1544 - Bespoke Worlds: Krypton III



Since the Planet Krypton explodes in the very first panel of the first Superman comic, Superman himself remains ignorant of his own heritage.  As Superman comics mature, they do add some backstory for The Man Of Steel.  Literal bits and pieces of Superman's home planet reach Earth, providing plot developments and exotic Kryptonian characters, some who are villains and some who remain allies.  

In September of 1981, DC Comics published The Krypton Chronicles, which was an attempt to codify history of life on Krypton from the point of view of Superman and his ancestors.  From a very practical standpoint, The Krypton Chronicles represented a change in DC's comic book format, adding a single sheet of paper into the comics, which when folded allowed for two more pages of artwork and two more pages of advertising as well as the excuse to bump up the retail price of the book by 20%.  Since a page of artwork takes around a day to produce, the deadlines for the comic books became that much tighter.  At least in the Krypton Chronicles, the art for the two new pages was as cheap as anything I've ever seen, and must have been rushed at top speed to completion. 

Still, what readers got was interesting lore, even if it was somewhat unformed: brief glossary terms for the Kryptonian language and a sketch map of the planet drawn by Albert de Guzman.  This map seems to have been the basis for other maps and comics that followed.

The Krypton Chronicles are available to read online, which helped me greatly in my research for this globe.  The story is a batty mix of science, history, mysticism, and prophecy that seem to borrow heavily from Christian Bible stories and Robert Louis Stevenson.  The de Guzman map shows all of the places mentioned in the Chronicles.  However, the map itself is drawn very simply onto two circles to represent the planetary hemispheres.  As a result of this haphazard projection, much is made later on of the split between Krypton's Old World and New World hemispheres.  

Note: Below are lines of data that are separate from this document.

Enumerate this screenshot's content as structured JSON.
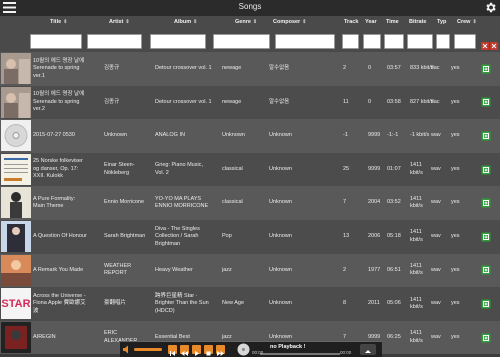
{
  "window": {
    "title": "Songs"
  },
  "columns": [
    {
      "key": "title",
      "label": "Title"
    },
    {
      "key": "artist",
      "label": "Artist"
    },
    {
      "key": "album",
      "label": "Album"
    },
    {
      "key": "genre",
      "label": "Genre"
    },
    {
      "key": "composer",
      "label": "Composer"
    },
    {
      "key": "track",
      "label": "Track"
    },
    {
      "key": "year",
      "label": "Year"
    },
    {
      "key": "time",
      "label": "Time"
    },
    {
      "key": "bitrate",
      "label": "Bitrate"
    },
    {
      "key": "type",
      "label": "Typ"
    },
    {
      "key": "crew",
      "label": "Crew"
    }
  ],
  "sort_glyph": "⇕",
  "rows": [
    {
      "title": "10월의 에드 명장 날에 Serenade to spring ver.1",
      "artist": "김종규",
      "album": "Detour crossover vol. 1",
      "genre": "newage",
      "composer": "알수없음",
      "track": "2",
      "year": "0",
      "time": "03:57",
      "bitrate": "833 kbit/s",
      "type": "flac",
      "crew": "yes",
      "thumb": "photo"
    },
    {
      "title": "10월의 에드 명장 날에 Serenade to spring ver.2",
      "artist": "김종규",
      "album": "Detour crossover vol. 1",
      "genre": "newage",
      "composer": "알수없음",
      "track": "11",
      "year": "0",
      "time": "03:58",
      "bitrate": "827 kbit/s",
      "type": "flac",
      "crew": "yes",
      "thumb": "photo"
    },
    {
      "title": "2015-07-27 0530",
      "artist": "Unknown",
      "album": "ANALOG IN",
      "genre": "Unknown",
      "composer": "Unknown",
      "track": "-1",
      "year": "9999",
      "time": "-1:-1",
      "bitrate": "-1 kbit/s",
      "type": "wav",
      "crew": "yes",
      "thumb": "disc"
    },
    {
      "title": "25 Norske folkeviser og danser, Op. 17: XXII. Kulokk",
      "artist": "Einar Steen-Nökleberg",
      "album": "Grieg: Piano Music, Vol. 2",
      "genre": "classical",
      "composer": "Unknown",
      "track": "25",
      "year": "9999",
      "time": "01:07",
      "bitrate": "1411 kbit/s",
      "type": "wav",
      "crew": "yes",
      "thumb": "score"
    },
    {
      "title": "A Pure Formality: Main Theme",
      "artist": "Ennio Morricone",
      "album": "YO-YO MA PLAYS ENNIO MORRICONE",
      "genre": "classical",
      "composer": "Unknown",
      "track": "7",
      "year": "2004",
      "time": "03:52",
      "bitrate": "1411 kbit/s",
      "type": "wav",
      "crew": "yes",
      "thumb": "cello"
    },
    {
      "title": "A Question Of Honour",
      "artist": "Sarah Brightman",
      "album": "Diva - The Singles Collection / Sarah Brightman",
      "genre": "Pop",
      "composer": "Unknown",
      "track": "13",
      "year": "2006",
      "time": "05:18",
      "bitrate": "1411 kbit/s",
      "type": "wav",
      "crew": "yes",
      "thumb": "diva"
    },
    {
      "title": "A Remark You Made",
      "artist": "WEATHER REPORT",
      "album": "Heavy Weather",
      "genre": "jazz",
      "composer": "Unknown",
      "track": "2",
      "year": "1977",
      "time": "06:51",
      "bitrate": "1411 kbit/s",
      "type": "wav",
      "crew": "yes",
      "thumb": "weather"
    },
    {
      "title": "Across the Universe -Fiona Apple 費歐娜艾波",
      "artist": "豪翻唱片",
      "album": "跨界巨星精 Star · Brighter Than the Sun (HDCD)",
      "genre": "New Age",
      "composer": "Unknown",
      "track": "8",
      "year": "2011",
      "time": "05:06",
      "bitrate": "1411 kbit/s",
      "type": "wav",
      "crew": "yes",
      "thumb": "star"
    },
    {
      "title": "AIREGIN",
      "artist": "ERIC ALEXANDER",
      "album": "Essential Best",
      "genre": "jazz",
      "composer": "Unknown",
      "track": "7",
      "year": "9999",
      "time": "06:25",
      "bitrate": "1411 kbit/s",
      "type": "wav",
      "crew": "yes",
      "thumb": "eric"
    }
  ],
  "player": {
    "label": "no Playback !",
    "time_left": "00:00",
    "time_right": "00:00"
  },
  "colors": {
    "accent": "#e98a2a",
    "add_icon": "#2e9e3a",
    "clear_icon": "#c0392b"
  }
}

The progress of the El family, (Jor-El, Kal-El, Val-El, etc.) charts the progress of Superman's ancestors as they discovered new scientific and theological advances in the Old World. They migrated to the New World to populate an unexplored continent after a catastrophe appears to destroy the old one.  Since the El family are among the most honorable of the Kryptonians, several splinter colonies are created by dissidents who do not agree with the Els, including The Island Of Thieves which split from the main expedition.  Those who reject Kryptonian  orthodoxy tend to remain on the Old World hemisphere while the right-thinkers congregate on the New World hemisphere as close to Kryptonopolis as possible.  Renegades who no longer serve the plotline are doomed to explore the Valley of Juru, where no-one who visits it escapes with their lives.  

Creating a globe eliminates the hemispheric divide of the de Guzman map.  Correcting the faults in the map projection shows that the Old World and New World continents are not far apart, and that Val-El's eastward journey across the Dandahu Ocean would have been much shorter had he not detoured to see Vathlo, the island sanctuary of Krypton's highly-advanced black people, and then subesquently sailed into a vortex storm.  

As far as my artwork is concerned, I've coloured in the oceans and the continents.  In the picture above, you can see the Red Ocean.  To the east are the large mountain ranges: The Jewel Mountains, the Gold Volcano, and the strikingly obvious Magnetic Mountain.  I was tempted to put a real magnet in there.